Bombaj, który zszokował autora, przeraził i mnie. Miasto widziane oczami Sanllorente nie zostawiło złudzeń. Czyhająca na każdym kroku namacalna bieda i nieodzowne ubóstwo chwytały za gardło. Słowa nie oddadzą bezmiaru cierpienia, którego doświadczają biedni, zwłaszcza najmłodsi. Bose, brudne, zawszone i dla wzbudzenia większej litości okaleczone - żebrzące o jałmużnę, lub o zgrozo sprzedane do domów publicznych kilkuletnie dzieci uzewnętrzniały okrucieństwo i piekło tego świata. 

Jaume Sanllorente nie chcąc pozostać ślepym i obojętnym wobec krzywd i gehenny bombajskich sierot, postanowił ofiarować im coś niezwykle cennego – bezinteresowną pomoc i bezgraniczną miłość. Porzucił swe dostatnie życie, przeprowadził się do Bombaju i w 2004 roku założył pozarządową organizację „Uśmiechy Bombaju”. Nie było lekko.
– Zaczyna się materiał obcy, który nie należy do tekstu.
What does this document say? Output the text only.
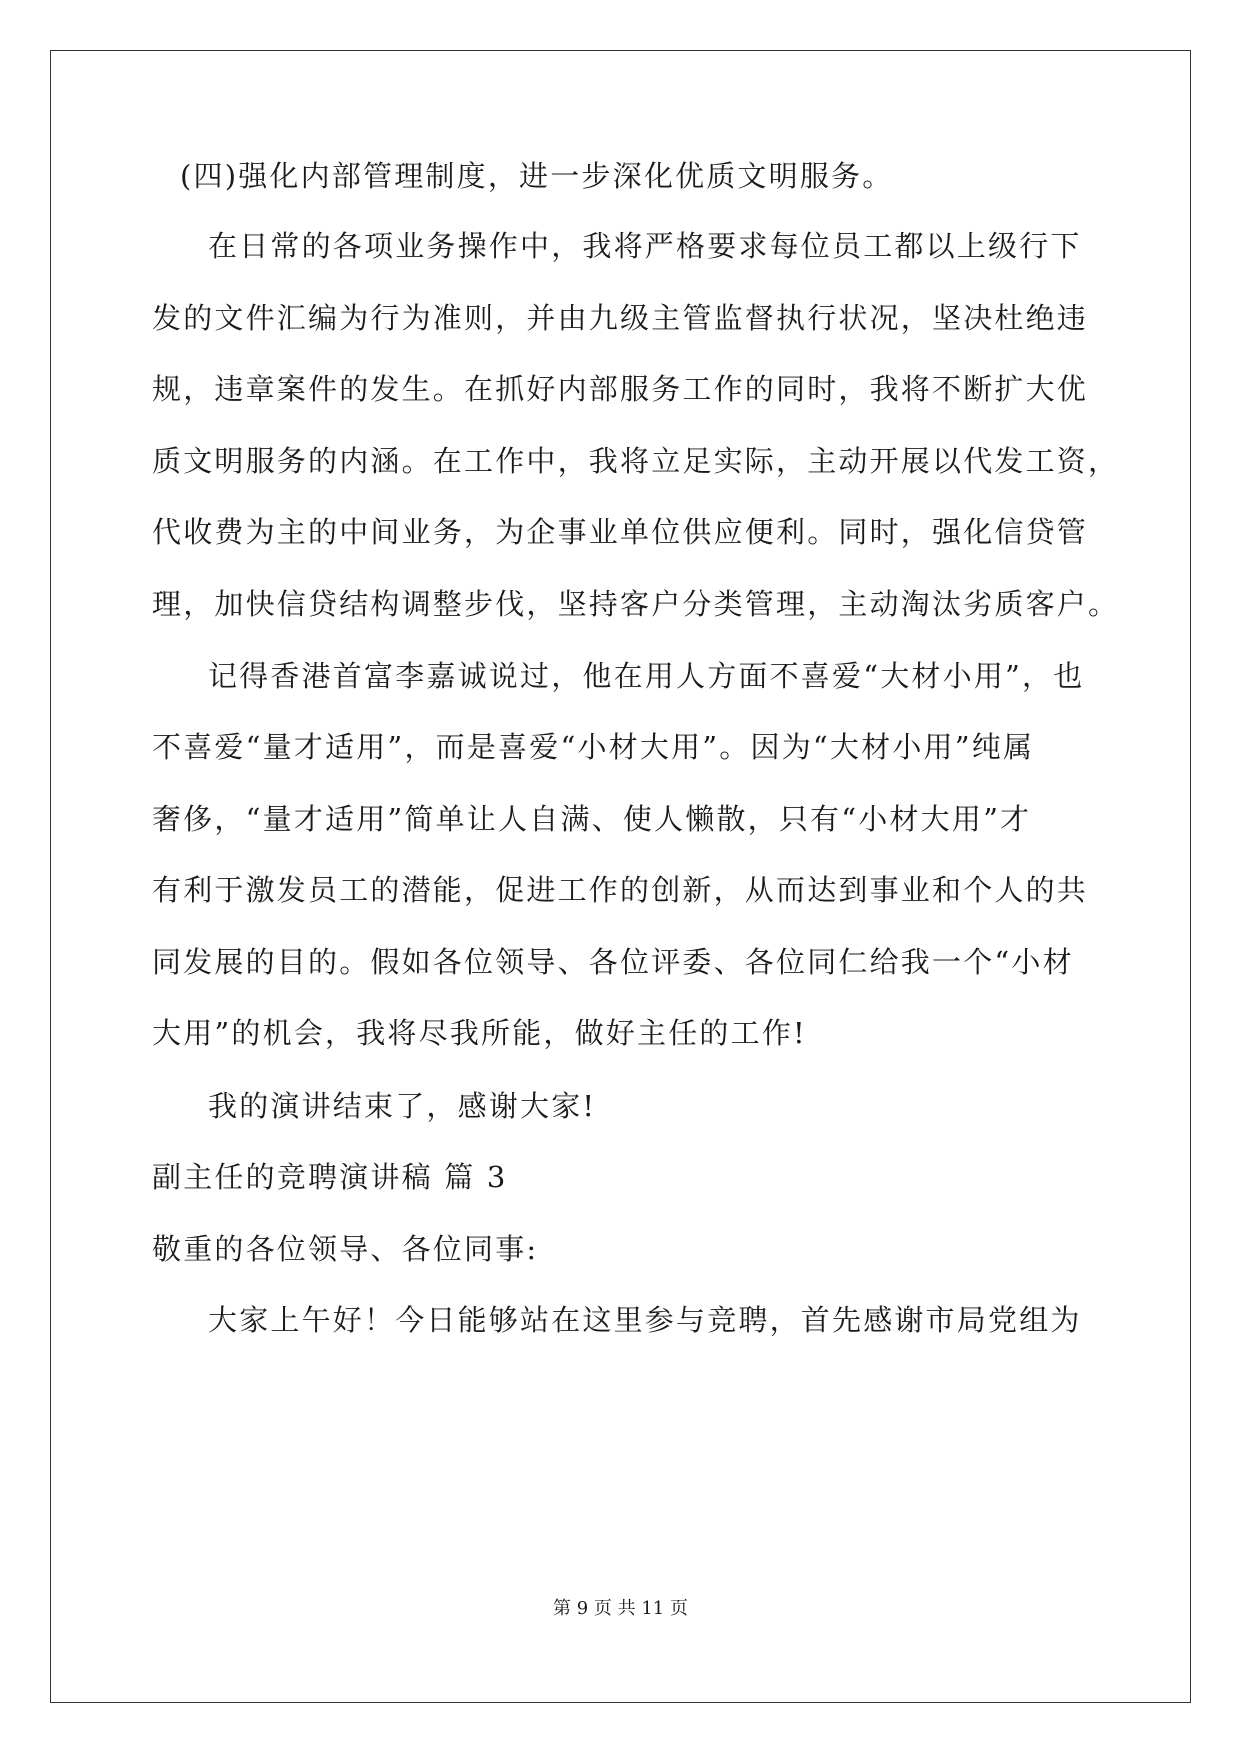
(四)强化内部管理制度，进一步深化优质文明服务。
在日常的各项业务操作中，我将严格要求每位员工都以上级行下
发的文件汇编为行为准则，并由九级主管监督执行状况，坚决杜绝违
规，违章案件的发生。在抓好内部服务工作的同时，我将不断扩大优
质文明服务的内涵。在工作中，我将立足实际，主动开展以代发工资，
代收费为主的中间业务，为企事业单位供应便利。同时，强化信贷管
理，加快信贷结构调整步伐，坚持客户分类管理，主动淘汰劣质客户。
记得香港首富李嘉诚说过，他在用人方面不喜爱“大材小用”，也
不喜爱“量才适用”，而是喜爱“小材大用”。因为“大材小用”纯属
奢侈，“量才适用”简单让人自满、使人懒散，只有“小材大用”才
有利于激发员工的潜能，促进工作的创新，从而达到事业和个人的共
同发展的目的。假如各位领导、各位评委、各位同仁给我一个“小材
大用”的机会，我将尽我所能，做好主任的工作!
我的演讲结束了，感谢大家!
副主任的竞聘演讲稿 篇 3
敬重的各位领导、各位同事:
大家上午好！今日能够站在这里参与竞聘，首先感谢市局党组为
第 9 页 共 11 页
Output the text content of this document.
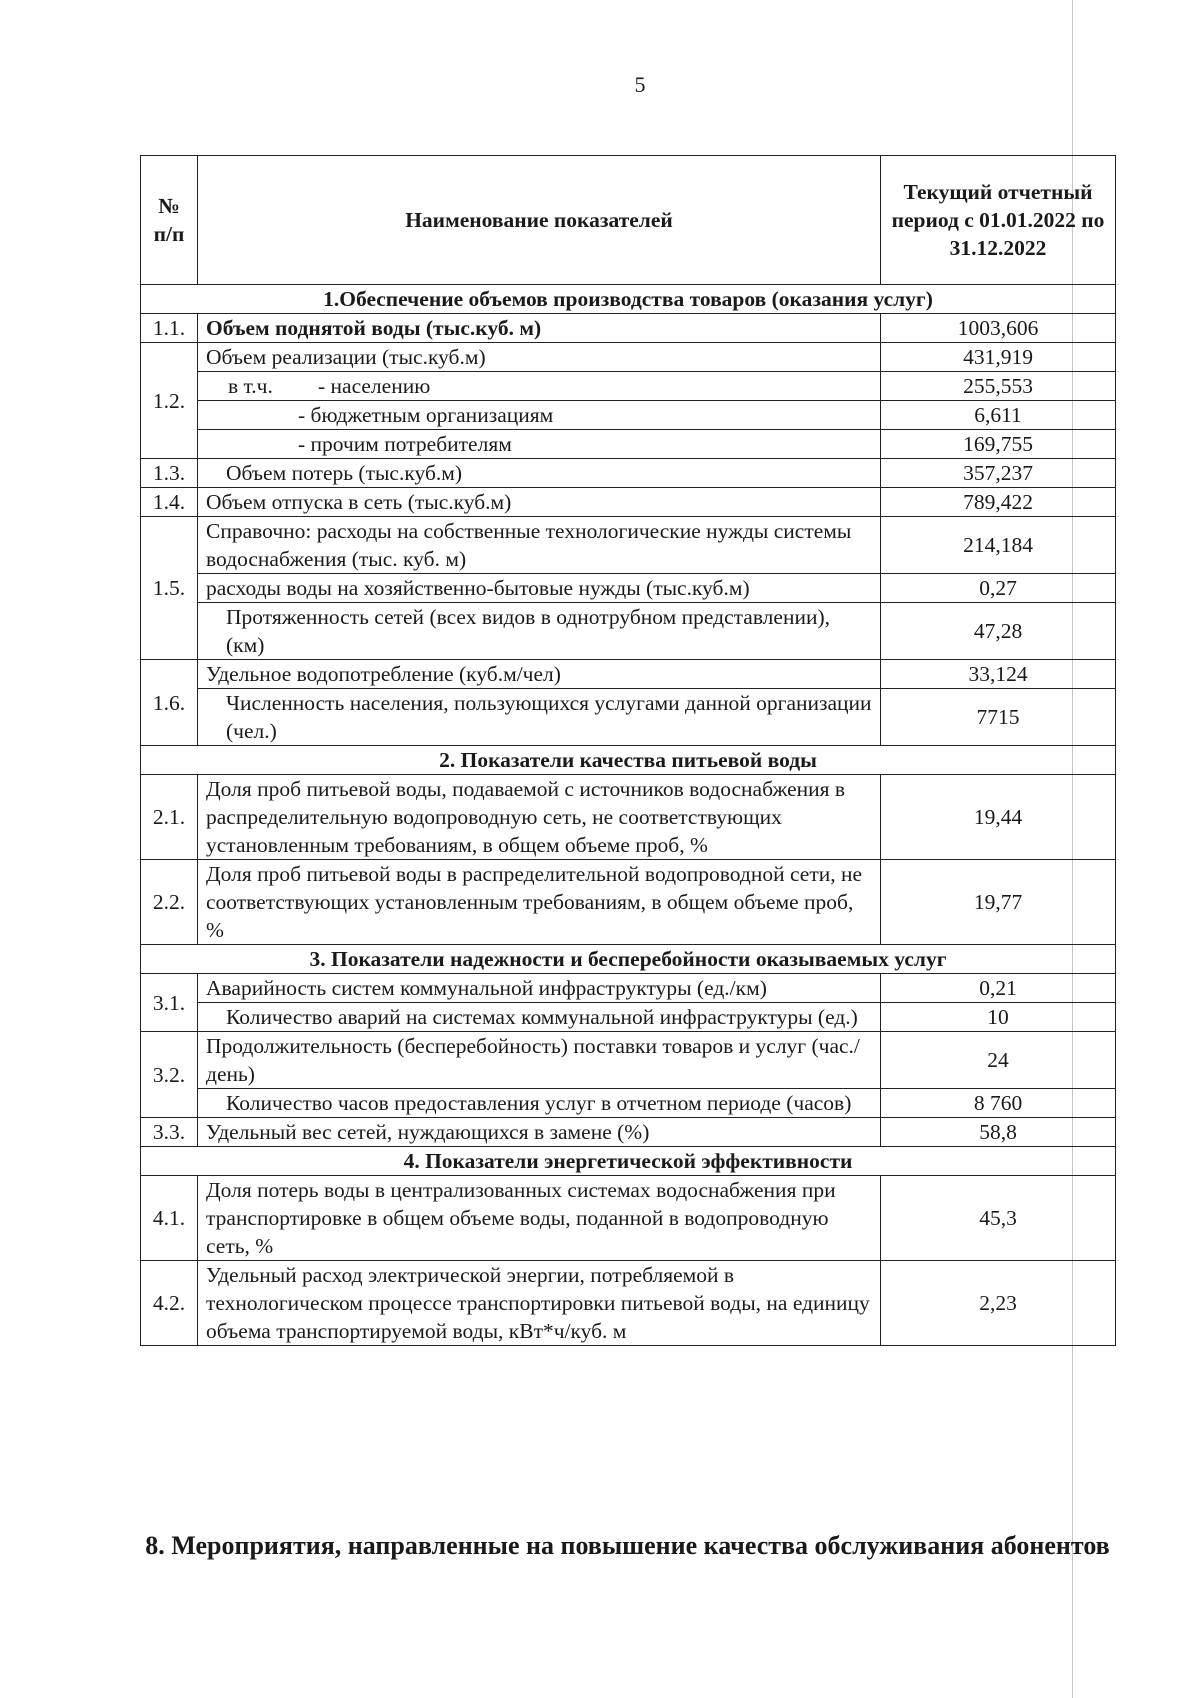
5
№ п/п	Наименование показателей	Текущий отчетный период с 01.01.2022 по 31.12.2022
1.Обеспечение объемов производства товаров (оказания услуг)		
1.1.	Объем поднятой воды (тыс.куб. м)	1003,606
1.2.	Объем реализации (тыс.куб.м)	431,919
	в т.ч. - населению	255,553
	- бюджетным организациям	6,611
	- прочим потребителям	169,755
1.3.	Объем потерь (тыс.куб.м)	357,237
1.4.	Объем отпуска в сеть (тыс.куб.м)	789,422
1.5.	Справочно: расходы на собственные технологические нужды системы водоснабжения (тыс. куб. м)	214,184
	расходы воды на хозяйственно-бытовые нужды (тыс.куб.м)	0,27
	Протяженность сетей (всех видов в однотрубном представлении), (км)	47,28
1.6.	Удельное водопотребление (куб.м/чел)	33,124
	Численность населения, пользующихся услугами данной организации (чел.)	7715
2. Показатели качества питьевой воды		
2.1.	Доля проб питьевой воды, подаваемой с источников водоснабжения в распределительную водопроводную сеть, не соответствующих установленным требованиям, в общем объеме проб, %	19,44
2.2.	Доля проб питьевой воды в распределительной водопроводной сети, не соответствующих установленным требованиям, в общем объеме проб, %	19,77
3. Показатели надежности и бесперебойности оказываемых услуг		
3.1.	Аварийность систем коммунальной инфраструктуры (ед./км)	0,21
	Количество аварий на системах коммунальной инфраструктуры (ед.)	10
3.2.	Продолжительность (бесперебойность) поставки товаров и услуг (час./день)	24
	Количество часов предоставления услуг в отчетном периоде (часов)	8 760
3.3.	Удельный вес сетей, нуждающихся в замене (%)	58,8
4. Показатели энергетической эффективности		
4.1.	Доля потерь воды в централизованных системах водоснабжения при транспортировке в общем объеме воды, поданной в водопроводную сеть, %	45,3
4.2.	Удельный расход электрической энергии, потребляемой в технологическом процессе транспортировки питьевой воды, на единицу объема транспортируемой воды, кВт*ч/куб. м	2,23
8. Мероприятия, направленные на повышение качества обслуживания абонентов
Z jednej strony głusi urzędnicy rzucali mu kłody pod nogi, z drugiej bogaci biznesmeni zamykali drzwi przed nosem odmawiając finansowej pomocy. Jaume ani na chwilę nie stracił wiary w powodzenie misji. Wreszcie jego starania przyniosły owoce. Przy pomocy inwestorów udało mu się zbudować nowoczesną szkołę i sieć stu przedszkoli zapewniając dzieciom nie tylko dostęp do nauki ale i pełne wyżywienie. Długa lista osiągnięć wydłuża się z każdą pomocą i dobrym gestem ludzi z całego świata. 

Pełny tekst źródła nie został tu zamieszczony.